Attorney General Chin and Executive Director Levins said, “The United States Department of Education is supposed to be helping American students obtain a legitimate education that won’t financially cripple them. Instead, inexplicably, its actions are punishing students and benefiting predatory lenders. This must stop.”
The letter to Secretary DeVos, led by Pennsylvania Attorney General Josh Shapiro and joined by 19 other states and the District of Columbia, finds three main faults with an August decision by the USDOE to end two memoranda of understanding it had with the Consumer Financial Protection Bureau (CFPB):
- USDOE falsely asserted it has exclusive jurisdiction over companies that service federal student loans. In fact, student loan servicers are under the joint jurisdiction of the CFPB, Federal Trade Commission, Department of Justice, attorneys general and other law enforcement agencies;
- The letter is the latest in a series of actions by USDOE to strip critical protections for millions of students and families repaying student loans; and
- USDOE misrepresents the strong work done by the CFPB on behalf of students and families across the country.

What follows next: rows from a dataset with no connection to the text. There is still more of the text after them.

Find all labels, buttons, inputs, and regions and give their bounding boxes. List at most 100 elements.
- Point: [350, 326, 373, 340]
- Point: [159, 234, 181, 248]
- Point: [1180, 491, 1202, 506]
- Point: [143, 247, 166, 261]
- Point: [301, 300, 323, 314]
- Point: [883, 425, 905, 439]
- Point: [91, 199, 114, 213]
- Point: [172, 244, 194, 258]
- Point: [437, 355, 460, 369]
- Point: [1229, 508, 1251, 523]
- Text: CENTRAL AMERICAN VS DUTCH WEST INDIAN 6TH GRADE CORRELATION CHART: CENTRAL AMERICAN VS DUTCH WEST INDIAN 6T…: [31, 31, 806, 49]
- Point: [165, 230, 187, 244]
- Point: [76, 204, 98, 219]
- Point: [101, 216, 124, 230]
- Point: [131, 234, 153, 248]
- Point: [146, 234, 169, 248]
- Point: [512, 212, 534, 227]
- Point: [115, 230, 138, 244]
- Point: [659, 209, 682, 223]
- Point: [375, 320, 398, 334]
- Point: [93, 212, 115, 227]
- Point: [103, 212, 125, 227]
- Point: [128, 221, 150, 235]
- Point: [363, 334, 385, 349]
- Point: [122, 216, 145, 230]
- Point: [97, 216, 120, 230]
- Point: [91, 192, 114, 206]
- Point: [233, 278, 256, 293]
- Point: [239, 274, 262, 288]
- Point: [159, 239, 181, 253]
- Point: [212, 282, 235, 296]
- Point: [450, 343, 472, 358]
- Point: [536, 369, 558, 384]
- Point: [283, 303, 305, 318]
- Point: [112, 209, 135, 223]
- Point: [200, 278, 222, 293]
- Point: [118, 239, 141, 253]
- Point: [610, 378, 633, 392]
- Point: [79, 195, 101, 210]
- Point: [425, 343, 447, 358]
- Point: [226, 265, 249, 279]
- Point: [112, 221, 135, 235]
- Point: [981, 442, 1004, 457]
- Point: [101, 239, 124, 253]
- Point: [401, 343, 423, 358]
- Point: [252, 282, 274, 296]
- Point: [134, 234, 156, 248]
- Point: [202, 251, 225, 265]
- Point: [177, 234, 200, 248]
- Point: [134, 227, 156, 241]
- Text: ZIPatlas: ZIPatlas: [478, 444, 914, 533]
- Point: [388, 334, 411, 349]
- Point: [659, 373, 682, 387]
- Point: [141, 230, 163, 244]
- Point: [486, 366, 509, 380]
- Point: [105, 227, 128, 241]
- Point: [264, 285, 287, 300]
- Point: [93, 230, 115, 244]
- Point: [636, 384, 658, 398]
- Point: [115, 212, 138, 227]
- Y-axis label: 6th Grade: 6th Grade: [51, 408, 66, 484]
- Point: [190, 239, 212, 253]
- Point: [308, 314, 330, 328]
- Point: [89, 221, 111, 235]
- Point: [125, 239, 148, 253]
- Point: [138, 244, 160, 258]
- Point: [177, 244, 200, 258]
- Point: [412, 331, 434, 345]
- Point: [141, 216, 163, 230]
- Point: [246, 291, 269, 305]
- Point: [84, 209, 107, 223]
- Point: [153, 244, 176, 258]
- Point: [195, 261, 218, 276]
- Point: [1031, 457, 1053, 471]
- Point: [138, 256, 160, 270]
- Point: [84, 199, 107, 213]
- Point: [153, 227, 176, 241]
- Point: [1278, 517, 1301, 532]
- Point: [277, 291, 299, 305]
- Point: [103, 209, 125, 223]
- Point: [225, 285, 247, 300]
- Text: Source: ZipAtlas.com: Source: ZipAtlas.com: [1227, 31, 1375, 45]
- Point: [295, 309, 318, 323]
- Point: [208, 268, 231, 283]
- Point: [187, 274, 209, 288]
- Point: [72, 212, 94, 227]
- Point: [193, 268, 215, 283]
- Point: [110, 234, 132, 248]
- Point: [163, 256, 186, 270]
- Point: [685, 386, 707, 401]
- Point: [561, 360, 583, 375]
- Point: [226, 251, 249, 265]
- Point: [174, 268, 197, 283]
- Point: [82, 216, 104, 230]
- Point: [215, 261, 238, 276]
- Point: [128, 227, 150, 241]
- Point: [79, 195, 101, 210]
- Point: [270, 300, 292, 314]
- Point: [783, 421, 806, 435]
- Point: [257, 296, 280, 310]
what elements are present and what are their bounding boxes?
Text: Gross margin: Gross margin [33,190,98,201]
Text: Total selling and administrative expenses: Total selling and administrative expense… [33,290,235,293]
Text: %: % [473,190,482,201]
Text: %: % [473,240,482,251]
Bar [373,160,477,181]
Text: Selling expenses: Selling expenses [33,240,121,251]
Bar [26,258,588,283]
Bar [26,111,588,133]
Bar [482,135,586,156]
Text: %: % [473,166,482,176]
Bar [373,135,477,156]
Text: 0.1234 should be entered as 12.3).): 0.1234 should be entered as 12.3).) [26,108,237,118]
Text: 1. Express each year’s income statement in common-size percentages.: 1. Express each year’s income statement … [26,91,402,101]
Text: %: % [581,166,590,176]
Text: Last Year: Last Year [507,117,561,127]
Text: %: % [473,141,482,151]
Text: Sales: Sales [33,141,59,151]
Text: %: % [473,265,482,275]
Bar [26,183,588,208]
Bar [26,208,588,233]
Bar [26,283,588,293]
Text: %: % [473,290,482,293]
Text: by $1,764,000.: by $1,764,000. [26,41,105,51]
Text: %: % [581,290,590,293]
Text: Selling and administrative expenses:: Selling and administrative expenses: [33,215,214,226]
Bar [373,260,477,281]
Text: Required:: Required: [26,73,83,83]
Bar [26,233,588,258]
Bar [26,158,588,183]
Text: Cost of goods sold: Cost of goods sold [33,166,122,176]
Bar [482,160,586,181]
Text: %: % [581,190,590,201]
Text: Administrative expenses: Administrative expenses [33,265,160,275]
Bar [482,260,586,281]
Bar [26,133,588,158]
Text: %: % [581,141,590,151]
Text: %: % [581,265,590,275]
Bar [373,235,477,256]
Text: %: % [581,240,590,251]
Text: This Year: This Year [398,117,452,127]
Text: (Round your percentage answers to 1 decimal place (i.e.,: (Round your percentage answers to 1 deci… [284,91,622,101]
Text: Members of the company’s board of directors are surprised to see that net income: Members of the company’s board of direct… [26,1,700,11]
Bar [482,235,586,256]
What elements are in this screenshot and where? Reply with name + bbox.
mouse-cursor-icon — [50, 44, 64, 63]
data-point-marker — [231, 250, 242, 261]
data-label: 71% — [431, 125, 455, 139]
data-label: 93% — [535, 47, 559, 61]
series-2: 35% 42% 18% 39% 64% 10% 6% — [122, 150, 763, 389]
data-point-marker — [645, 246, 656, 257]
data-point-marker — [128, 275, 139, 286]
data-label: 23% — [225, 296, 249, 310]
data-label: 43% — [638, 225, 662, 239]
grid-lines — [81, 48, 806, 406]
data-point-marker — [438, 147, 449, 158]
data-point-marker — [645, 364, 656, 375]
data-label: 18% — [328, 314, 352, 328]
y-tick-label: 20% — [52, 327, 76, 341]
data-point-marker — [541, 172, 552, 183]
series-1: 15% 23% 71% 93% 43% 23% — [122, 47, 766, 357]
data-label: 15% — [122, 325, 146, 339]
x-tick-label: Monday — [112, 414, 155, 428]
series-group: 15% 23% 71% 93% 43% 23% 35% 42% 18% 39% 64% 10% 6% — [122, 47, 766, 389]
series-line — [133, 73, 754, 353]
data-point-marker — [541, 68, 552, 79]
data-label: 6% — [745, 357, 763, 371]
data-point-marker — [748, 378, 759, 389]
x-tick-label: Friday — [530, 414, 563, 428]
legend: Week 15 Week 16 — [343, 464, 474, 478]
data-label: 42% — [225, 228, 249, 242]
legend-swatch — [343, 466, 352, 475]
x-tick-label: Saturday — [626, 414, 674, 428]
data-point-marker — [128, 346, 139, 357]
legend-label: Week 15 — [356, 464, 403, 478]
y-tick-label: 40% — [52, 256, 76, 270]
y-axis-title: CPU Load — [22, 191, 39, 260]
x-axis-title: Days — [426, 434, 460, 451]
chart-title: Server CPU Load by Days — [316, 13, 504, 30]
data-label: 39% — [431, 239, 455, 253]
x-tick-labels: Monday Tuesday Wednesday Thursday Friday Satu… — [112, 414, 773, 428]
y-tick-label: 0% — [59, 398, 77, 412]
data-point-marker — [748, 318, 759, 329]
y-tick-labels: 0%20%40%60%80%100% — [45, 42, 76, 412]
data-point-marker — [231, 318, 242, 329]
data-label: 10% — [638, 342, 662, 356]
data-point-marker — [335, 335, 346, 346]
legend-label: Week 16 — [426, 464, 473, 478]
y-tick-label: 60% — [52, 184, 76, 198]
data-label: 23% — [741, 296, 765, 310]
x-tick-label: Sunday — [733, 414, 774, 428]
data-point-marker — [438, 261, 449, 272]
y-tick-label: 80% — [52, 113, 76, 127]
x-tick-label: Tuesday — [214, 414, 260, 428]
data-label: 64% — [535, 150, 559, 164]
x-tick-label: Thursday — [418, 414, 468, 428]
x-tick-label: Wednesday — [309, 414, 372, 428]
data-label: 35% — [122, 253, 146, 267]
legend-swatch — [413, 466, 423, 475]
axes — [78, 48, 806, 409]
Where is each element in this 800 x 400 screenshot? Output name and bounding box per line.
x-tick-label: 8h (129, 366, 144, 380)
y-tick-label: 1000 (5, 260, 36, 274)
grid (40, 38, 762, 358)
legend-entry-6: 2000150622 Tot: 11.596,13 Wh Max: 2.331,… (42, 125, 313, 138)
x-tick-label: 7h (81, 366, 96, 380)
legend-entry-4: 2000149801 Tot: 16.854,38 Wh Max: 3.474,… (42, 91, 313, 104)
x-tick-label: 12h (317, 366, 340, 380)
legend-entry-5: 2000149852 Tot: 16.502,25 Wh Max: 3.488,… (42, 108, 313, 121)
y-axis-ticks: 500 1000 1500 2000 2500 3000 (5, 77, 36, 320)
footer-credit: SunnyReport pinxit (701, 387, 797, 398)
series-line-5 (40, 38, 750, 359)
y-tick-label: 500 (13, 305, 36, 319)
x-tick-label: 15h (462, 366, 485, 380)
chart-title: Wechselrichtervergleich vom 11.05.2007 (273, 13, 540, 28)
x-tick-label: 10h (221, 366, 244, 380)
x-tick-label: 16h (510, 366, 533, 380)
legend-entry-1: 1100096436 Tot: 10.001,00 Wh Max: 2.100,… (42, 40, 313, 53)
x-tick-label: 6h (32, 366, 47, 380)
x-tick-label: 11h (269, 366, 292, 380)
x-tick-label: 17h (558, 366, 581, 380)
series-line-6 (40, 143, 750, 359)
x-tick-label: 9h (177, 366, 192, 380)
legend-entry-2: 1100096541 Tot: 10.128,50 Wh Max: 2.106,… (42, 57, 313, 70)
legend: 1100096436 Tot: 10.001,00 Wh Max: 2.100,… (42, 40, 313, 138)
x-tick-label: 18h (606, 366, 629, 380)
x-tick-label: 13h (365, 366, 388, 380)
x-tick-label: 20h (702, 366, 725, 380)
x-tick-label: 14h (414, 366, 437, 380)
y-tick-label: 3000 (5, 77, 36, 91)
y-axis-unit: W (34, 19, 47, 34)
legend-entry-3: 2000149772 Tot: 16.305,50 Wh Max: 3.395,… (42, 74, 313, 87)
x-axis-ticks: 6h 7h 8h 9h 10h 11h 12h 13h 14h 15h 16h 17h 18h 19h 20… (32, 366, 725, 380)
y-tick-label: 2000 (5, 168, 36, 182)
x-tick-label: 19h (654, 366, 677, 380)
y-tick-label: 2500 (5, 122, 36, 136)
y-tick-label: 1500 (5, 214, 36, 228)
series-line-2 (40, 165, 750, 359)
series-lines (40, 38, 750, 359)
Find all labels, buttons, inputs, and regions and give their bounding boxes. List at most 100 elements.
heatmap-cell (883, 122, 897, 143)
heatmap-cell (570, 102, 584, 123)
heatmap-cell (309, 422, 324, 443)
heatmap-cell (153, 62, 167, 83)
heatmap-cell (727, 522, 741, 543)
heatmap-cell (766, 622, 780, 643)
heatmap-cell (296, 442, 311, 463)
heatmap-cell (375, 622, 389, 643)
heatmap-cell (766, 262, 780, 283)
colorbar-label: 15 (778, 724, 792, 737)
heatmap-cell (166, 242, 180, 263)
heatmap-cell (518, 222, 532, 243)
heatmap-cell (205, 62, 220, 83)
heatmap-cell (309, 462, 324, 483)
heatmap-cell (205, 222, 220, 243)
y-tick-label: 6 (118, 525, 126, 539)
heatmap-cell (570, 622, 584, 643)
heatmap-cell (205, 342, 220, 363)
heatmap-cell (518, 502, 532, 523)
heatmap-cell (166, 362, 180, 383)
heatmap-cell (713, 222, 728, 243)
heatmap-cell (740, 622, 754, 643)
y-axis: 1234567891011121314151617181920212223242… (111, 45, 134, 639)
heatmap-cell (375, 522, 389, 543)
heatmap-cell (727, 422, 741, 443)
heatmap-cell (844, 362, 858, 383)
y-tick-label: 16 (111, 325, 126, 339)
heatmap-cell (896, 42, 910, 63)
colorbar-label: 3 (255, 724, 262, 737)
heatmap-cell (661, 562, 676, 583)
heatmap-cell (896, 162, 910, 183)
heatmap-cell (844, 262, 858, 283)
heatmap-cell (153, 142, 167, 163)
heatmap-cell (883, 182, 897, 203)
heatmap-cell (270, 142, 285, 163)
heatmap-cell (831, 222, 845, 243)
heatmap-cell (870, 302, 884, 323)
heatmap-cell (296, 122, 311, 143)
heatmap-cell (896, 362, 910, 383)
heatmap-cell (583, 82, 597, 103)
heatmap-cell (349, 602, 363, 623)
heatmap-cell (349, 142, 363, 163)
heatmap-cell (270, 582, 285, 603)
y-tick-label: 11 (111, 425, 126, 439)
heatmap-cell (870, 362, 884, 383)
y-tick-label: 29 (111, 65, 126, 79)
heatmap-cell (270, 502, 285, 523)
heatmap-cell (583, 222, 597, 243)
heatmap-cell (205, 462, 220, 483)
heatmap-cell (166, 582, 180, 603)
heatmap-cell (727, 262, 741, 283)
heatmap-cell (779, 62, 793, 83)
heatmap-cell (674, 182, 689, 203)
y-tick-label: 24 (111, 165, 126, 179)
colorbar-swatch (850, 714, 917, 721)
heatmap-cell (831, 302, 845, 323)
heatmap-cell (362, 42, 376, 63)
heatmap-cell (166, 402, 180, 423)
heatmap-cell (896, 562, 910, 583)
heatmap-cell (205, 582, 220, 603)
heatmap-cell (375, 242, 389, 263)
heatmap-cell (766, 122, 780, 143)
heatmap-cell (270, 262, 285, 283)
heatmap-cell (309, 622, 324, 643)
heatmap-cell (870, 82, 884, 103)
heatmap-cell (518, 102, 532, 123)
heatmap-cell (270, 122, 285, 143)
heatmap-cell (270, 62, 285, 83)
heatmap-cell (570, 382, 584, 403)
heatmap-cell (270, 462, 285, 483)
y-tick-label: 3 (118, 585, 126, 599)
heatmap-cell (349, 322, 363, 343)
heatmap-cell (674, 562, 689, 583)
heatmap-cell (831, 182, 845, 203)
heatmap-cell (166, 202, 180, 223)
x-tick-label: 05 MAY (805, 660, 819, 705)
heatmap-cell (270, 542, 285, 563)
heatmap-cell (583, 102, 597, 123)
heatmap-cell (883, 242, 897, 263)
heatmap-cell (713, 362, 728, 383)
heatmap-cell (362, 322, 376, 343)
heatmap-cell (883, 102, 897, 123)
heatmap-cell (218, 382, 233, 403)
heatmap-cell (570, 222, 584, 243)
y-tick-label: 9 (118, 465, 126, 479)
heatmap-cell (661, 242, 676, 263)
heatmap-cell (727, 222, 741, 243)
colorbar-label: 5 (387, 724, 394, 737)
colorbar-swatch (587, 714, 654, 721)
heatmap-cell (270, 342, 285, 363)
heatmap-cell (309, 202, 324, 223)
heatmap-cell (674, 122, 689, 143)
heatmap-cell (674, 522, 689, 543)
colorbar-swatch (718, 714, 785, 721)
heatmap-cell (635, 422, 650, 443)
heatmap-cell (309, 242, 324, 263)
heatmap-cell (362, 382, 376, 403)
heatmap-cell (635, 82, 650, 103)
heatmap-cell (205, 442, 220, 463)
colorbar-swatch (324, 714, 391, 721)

As the letter details: “Contrary to the Department’s assertion, Congress did not exempt the $1.3 trillion federal student loan market from the Consumer Financial Protection Bureau’s jurisdiction – or from the jurisdiction of any other law enforcement agencies. … Not only is the Department’s assertion demonstrably false, but such an exemption would make no sense – the market for federal student loan servicers is bigger than any other consumer finance market except mortgages. Moreover, student loan borrowers, who in most cases cannot discharge their student loans through bankruptcy, are among the most vulnerable borrowers.”
USDOE’s August 31st letter to the CFPB terminating two memoranda of understanding ended critical protections designed to streamline the supervision of student loan servicers. Today’s letter from the states makes clear this step harms American families and makes it more difficult for the CFPB to assist and protect student borrowers.
As today’s letter states, “[t]he only beneficiaries of the Department’s sweeping rollbacks of consumer protections are the loan servicers and for-profit colleges, and their executives and investors. We suggest the Department of Education focus its efforts on removing the ability of schools selling worthless educational programs to obtain federally guaranteed student loans.”
Today’s letter highlights the strong work the CFPB has done to protect students and families, often in partnership with the USDOE and state attorneys general, including:
- Processing complaints from over 40,000 student loan borrowers;
- With Washington State and Illinois, suing Navient, the nation’s largest student loan servicer, for steering borrowers into costly repayment plans that benefit the servicer, not the borrower;
- Cracking down on abusive for-profit colleges ITT Tech and Corinthian;
- Halting illegal loan servicing practices at Wells Fargo; and
- Working with state attorneys general to create an online tool that helps students plan for college by comparing financial aid offers, loan commitments and earnings potential.
Joining Hawaii and Pennsylvania on today’s letter were California, Connecticut, Delaware, District of Columbia, Illinois, Iowa, Kentucky, Maine, Maryland, Massachusetts, Minnesota, New York, North Carolina, Oregon, Rhode Island, Vermont, Virginia and Washington.